Now, at the beginning of the twenty-first century, we were too harsh.
Watching Manny with the children, you might have picked him for our saviour. Thanks to Manny, unselfconsciously engrossed with kids, as restless and awkward at the table as they were, without any pretence to Old Testament authority – Manny shy, Manny gentle, Manny wriggling about – we had a future. I caught myself smiling watching him, as though he were a child of mine. I had sent him out to play – Go on, swap comics with them – and he had found himself some little friends. I won’t pretend I wasn’t even upset by the sight, as though I knew I would eventually have to let him go.
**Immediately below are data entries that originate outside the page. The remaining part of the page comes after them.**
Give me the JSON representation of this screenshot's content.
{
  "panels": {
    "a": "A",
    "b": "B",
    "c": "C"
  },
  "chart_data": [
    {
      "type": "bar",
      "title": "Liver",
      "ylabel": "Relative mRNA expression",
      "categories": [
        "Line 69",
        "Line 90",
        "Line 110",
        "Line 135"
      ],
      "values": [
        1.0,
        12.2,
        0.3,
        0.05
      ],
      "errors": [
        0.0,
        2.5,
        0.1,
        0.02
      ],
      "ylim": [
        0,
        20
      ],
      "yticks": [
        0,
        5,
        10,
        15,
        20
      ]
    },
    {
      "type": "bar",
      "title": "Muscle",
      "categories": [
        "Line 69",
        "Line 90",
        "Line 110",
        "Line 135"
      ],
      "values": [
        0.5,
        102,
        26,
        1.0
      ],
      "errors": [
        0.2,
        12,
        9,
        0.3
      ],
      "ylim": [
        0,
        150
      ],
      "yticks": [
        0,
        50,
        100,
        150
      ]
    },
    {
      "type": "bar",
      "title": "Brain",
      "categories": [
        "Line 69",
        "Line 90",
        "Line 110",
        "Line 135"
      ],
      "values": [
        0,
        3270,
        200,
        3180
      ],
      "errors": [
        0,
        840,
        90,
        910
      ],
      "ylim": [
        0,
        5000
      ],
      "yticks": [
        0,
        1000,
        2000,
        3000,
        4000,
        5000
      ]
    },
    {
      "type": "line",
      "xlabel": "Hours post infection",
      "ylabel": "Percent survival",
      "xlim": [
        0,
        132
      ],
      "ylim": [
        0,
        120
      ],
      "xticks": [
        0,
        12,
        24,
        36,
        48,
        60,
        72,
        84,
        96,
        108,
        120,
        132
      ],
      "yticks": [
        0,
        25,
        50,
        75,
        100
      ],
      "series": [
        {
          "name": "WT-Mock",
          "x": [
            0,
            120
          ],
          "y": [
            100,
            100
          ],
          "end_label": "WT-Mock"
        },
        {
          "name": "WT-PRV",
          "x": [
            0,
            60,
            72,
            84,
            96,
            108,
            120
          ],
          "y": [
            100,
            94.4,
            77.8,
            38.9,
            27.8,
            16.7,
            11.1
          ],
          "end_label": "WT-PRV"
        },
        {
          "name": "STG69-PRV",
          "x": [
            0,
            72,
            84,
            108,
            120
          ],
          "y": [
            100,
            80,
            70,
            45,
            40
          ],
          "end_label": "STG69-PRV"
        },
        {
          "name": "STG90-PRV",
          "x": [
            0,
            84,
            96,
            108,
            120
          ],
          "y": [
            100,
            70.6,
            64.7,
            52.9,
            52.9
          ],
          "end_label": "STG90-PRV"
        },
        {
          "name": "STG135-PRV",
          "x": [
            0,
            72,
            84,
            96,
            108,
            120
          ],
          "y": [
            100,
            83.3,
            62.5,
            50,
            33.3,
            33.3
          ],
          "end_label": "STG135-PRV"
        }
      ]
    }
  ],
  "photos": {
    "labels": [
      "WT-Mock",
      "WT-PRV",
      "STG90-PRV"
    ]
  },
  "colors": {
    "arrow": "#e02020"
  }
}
It was only when I saw him reach along to touch the hair of the boy sitting next door but one to him – so it wasn’t anybody’s hair; it was specifically this child’s hair he wanted to touch, hair as gleaming dark as damson jam – that I took fright. The man had spent half his life behind bars, his mind impaired by abnormality. Of what he had done or become in prison, of how he had solaced himself, or imagined solacing himself, I knew nothing. It wasn’t completely out of the question that he had a gun on him. And I was smiling benevolently on the easy way he had with children. Had I taken leave of my senses?